I think back then, at the dawn of the Twentieth Century, it was probably the now conveniently forgotten Loeb Classical Library - English and Latin on facing pages - that he packed in his vest pocket (yes, even Freshmen wore suits to classes in those days). When the eminent American philosopher George Santayana was a green undergrad he carried a copy of Lucretius everywhere he went. Perhaps it is only the crass materialist’s non-workable answer to life’s big puzzle, I later reckoned, when my early Faith reappeared and took deep root - giving me a harbour of peaceful refuge from the materialists’ amoral typhoon. It seemed the overwhelming answer to Eliot’s “overwhelming question.” When I was in my late teens I had a stunning Lucretian prise de conscience that utterly knocked the wind out of my youthful sails. Still, life is nothing else by maintaining the course of its values in the middle of the imponderable drift of the elements. How to accept disappearing in smoke without the hope of a beyond? First, remove the cause and effect. Since everything, according to Lucretius, fire, hymnals, Bibles, and Gospels is only a disordered world without gods developing an incomprehensible order. Reading is a real ordeal for a believer whose pillars crumble page after page. There's nothing to conquer or defend in an infinitely small, under the influence of its inconsistent pilings. When the body extinguishes, the soul had also ruined. No plan, no garden of Eden, no promised land. Each element, like a pinball ball, reveals different imagery in its contingent projections. Each product results from a quantum wind grouping a corpuscular all-comer without a mind. No need to analyze each result they mean nothing.

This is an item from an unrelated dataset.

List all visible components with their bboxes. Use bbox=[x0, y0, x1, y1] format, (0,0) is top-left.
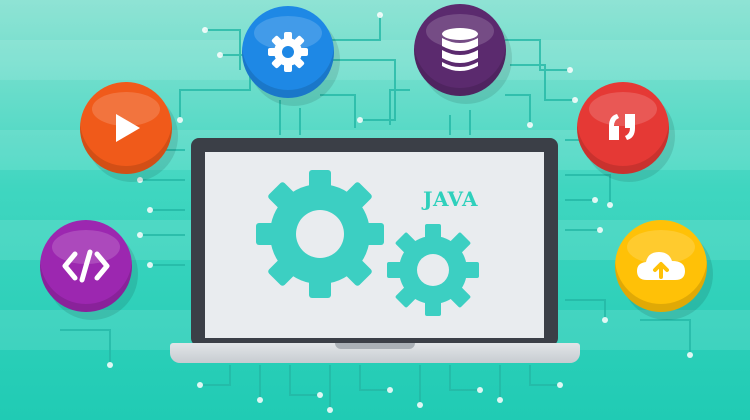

The infinitely small, random number Pi is only an aggregate of forms disappearing and reborn according to their paths and impacts as absurd as unforeseeable. The particles move, collide, unite and separate, uniquely formatted by the chance of encounters having no meaning. According to Lucretius, the infinitely small perception is only a ray of light, allowing elementary particles to meet and repel each other without any original affinity.